Industrial hemp crop rotations fit in well with other farming operations in the area and also come with numerous agricultural benefits for farmers.
“The plant has a lot of biomass and it returns a lot of that biomass back into the soil and boosts soil carbon, microbes and is good for crop rotation going forward,” Mr Andersen said.
“Industrial Hemp doesn’t need a lot of chemical input, it’s a very vigorous plant and it’s relatively easy to grow but it does need irrigation. Sowing and harvesting can be done with conventional machinery.”
Mr Andersen said Good Country Hemp would provide local growers with as much support and knowledge as possible in order to harvest a successful yield. He said he had also imported parent seed varieties from France.
“Our growers have never grown hemp before and they are looking at us for the knowledge,” he said.
“Things like chemical use, fertilising input, sowing dates and harvesting methods are all things taken care of.
“We need to make sure our farmers are profiting and get a good yield and give them as much agronomy support as we can give them.”
Sharing expert knowledge
Mr Andersen said he had appointed longterm Keith agronomist James De Barro to become the ‘go-to-guy’ for the district’s hemp crop production.

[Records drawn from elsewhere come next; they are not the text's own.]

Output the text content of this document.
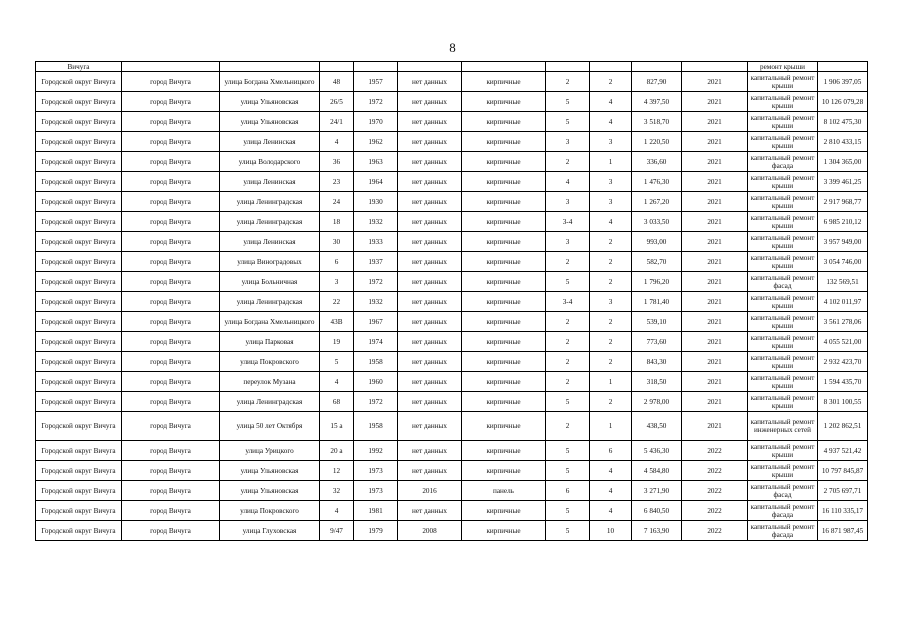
8
Вичуга											ремонт крыши	
Городской округ Вичуга	город Вичуга	улица Богдана Хмельницкого	48	1957	нет данных	кирпичные	2	2	827,90	2021	капитальный ремонт крыши	1 906 397,05
Городской округ Вичуга	город Вичуга	улица Ульяновская	26/5	1972	нет данных	кирпичные	5	4	4 397,50	2021	капитальный ремонт крыши	10 126 079,28
Городской округ Вичуга	город Вичуга	улица Ульяновская	24/1	1970	нет данных	кирпичные	5	4	3 518,70	2021	капитальный ремонт крыши	8 102 475,30
Городской округ Вичуга	город Вичуга	улица Ленинская	4	1962	нет данных	кирпичные	3	3	1 220,50	2021	капитальный ремонт крыши	2 810 433,15
Городской округ Вичуга	город Вичуга	улица Володарского	36	1963	нет данных	кирпичные	2	1	336,60	2021	капитальный ремонт фасада	1 304 365,00
Городской округ Вичуга	город Вичуга	улица Ленинская	23	1964	нет данных	кирпичные	4	3	1 476,30	2021	капитальный ремонт крыши	3 399 461,25
Городской округ Вичуга	город Вичуга	улица Ленинградская	24	1930	нет данных	кирпичные	3	3	1 267,20	2021	капитальный ремонт крыши	2 917 968,77
Городской округ Вичуга	город Вичуга	улица Ленинградская	18	1932	нет данных	кирпичные	3-4	4	3 033,50	2021	капитальный ремонт крыши	6 985 210,12
Городской округ Вичуга	город Вичуга	улица Ленинская	30	1933	нет данных	кирпичные	3	2	993,00	2021	капитальный ремонт крыши	3 957 949,00
Городской округ Вичуга	город Вичуга	улица Виноградовых	6	1937	нет данных	кирпичные	2	2	582,70	2021	капитальный ремонт крыши	3 054 746,00
Городской округ Вичуга	город Вичуга	улица Больничная	3	1972	нет данных	кирпичные	5	2	1 796,20	2021	капитальный ремонт фасад	132 569,51
Городской округ Вичуга	город Вичуга	улица Ленинградская	22	1932	нет данных	кирпичные	3-4	3	1 781,40	2021	капитальный ремонт крыши	4 102 011,97
Городской округ Вичуга	город Вичуга	улица Богдана Хмельницкого	43В	1967	нет данных	кирпичные	2	2	539,10	2021	капитальный ремонт крыши	3 561 278,06
Городской округ Вичуга	город Вичуга	улица Парковая	19	1974	нет данных	кирпичные	2	2	773,60	2021	капитальный ремонт крыши	4 055 521,00
Городской округ Вичуга	город Вичуга	улица Покровского	5	1958	нет данных	кирпичные	2	2	843,30	2021	капитальный ремонт крыши	2 932 423,70
Городской округ Вичуга	город Вичуга	переулок Музана	4	1960	нет данных	кирпичные	2	1	318,50	2021	капитальный ремонт крыши	1 594 435,70
Городской округ Вичуга	город Вичуга	улица Ленинградская	68	1972	нет данных	кирпичные	5	2	2 978,00	2021	капитальный ремонт крыши	8 301 100,55
Городской округ Вичуга	город Вичуга	улица 50 лет Октября	15 а	1958	нет данных	кирпичные	2	1	438,50	2021	капитальный ремонт инженерных сетей	1 202 862,51
Городской округ Вичуга	город Вичуга	улица Урицкого	20 а	1992	нет данных	кирпичные	5	6	5 436,30	2022	капитальный ремонт крыши	4 937 521,42
Городской округ Вичуга	город Вичуга	улица Ульяновская	12	1973	нет данных	кирпичные	5	4	4 584,80	2022	капитальный ремонт крыши	10 797 845,87
Городской округ Вичуга	город Вичуга	улица Ульяновская	32	1973	2016	панель	6	4	3 271,90	2022	капитальный ремонт фасад	2 705 697,71
Городской округ Вичуга	город Вичуга	улица Покровского	4	1981	нет данных	кирпичные	5	4	6 840,50	2022	капитальный ремонт фасада	16 110 335,17
Городской округ Вичуга	город Вичуга	улица Глуховская	9/47	1979	2008	кирпичные	5	10	7 163,90	2022	капитальный ремонт фасада	16 871 987,45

“We had a hemp consultant come down from Queensland who’s been dealing with hemp for over ten years but he can’t come down from Queensland every time we need support so we asked James if he wanted to become our local expert and he said yes.”
Mr De Barro told the Chronicle he had been working in the local area for over thirty years, working with many crops, but particularly lucerne seed production.
“I’ve veiled myself to assist and I’m picking it up as I go and the reality is I don’t think it will be a complicated crop to grow to be perfectly honest,” he said.
“It will be challenged by all the same weeds as lucerne seed production in the region and we will just adapt to it.”
Mr De Barro said due to some social stigma, the knowledge base on industrial hemp in Australia was slim.
“It’s been grown interstate for a number of years but it’s a very silent production,” Mr De Barro said.
“Producers are a bit coy about sharing information because there is a bit of a stigma based around growing it.
“It’s just a normal summer grown crop and it’s a really good opportunity for irrigator producers here to get diversity in their production base.”
Future growing opportunities
Mr Andersen said there would be plenty of opportunity for other growers in the region to become involved with industrial hemp crop production.
“We hope to triple our production in the second year and expand further from there. The demand for hemp food products is growing at 20% per year.
“We are looking for more local farmers to grow hemp to keep up with the growing demand and will be having an open field day soon.”